Style-Check

Style-Check Lena Dunham: Von Schlabber-Looks, Designer-Roben und Vogue-Cover

am 24.02.2014 um 16:34 Uhr

Zwei Golden Globes, einen 3,5 Millionen Dollar Buchvertrag und eine der derzeit beliebtesten TV-Shows – wenn man sich den bisherigen Werdegang der Lena Dunham einmal genauer anschaut, vermutet man eine jahrelange Hollywood-Erfahrung. Die Wahrheit ist allerdings, dass Lena Dunham erst 2008 ihr Studium beendete und gerade einmal 27 Jahre alt ist.
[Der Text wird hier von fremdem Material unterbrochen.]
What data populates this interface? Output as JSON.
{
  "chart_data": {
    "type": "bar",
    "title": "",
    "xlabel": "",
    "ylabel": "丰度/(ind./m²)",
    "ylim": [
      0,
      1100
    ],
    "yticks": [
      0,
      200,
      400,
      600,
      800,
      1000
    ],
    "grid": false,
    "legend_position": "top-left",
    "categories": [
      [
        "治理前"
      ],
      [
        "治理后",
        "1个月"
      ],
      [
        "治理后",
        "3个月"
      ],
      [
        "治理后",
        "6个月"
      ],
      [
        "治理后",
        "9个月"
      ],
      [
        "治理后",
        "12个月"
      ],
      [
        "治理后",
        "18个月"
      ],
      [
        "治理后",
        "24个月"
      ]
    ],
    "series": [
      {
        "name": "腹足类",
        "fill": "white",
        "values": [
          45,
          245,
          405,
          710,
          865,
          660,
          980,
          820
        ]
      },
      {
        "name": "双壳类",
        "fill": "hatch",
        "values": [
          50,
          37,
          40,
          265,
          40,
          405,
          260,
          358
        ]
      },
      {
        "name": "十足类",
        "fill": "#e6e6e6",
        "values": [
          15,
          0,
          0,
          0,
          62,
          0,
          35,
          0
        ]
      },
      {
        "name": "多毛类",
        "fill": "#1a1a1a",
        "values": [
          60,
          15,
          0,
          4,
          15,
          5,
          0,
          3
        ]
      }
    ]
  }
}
Lena Dunham hat das geschafft, wovon viele Hollywood-Stars nur träumen können: Sie hat die Massen mit Köpfchen, Charakter, Humor und Kreativität und einem endlich mal nicht Size-Zero-Körper für sich gewonnen. Nun schaffte es das etwas besondere Ausnahmetalent sogar auf das heißbegehrte Hochglanz-Cover der amerikanischen Vogue. Von High-Fashion bis Schlabber-Look – wir zeigen Ihnen die Looks der Durchstarterin in unserer Fotoshow. Sehen Sie Lena Dunham im Style-Check!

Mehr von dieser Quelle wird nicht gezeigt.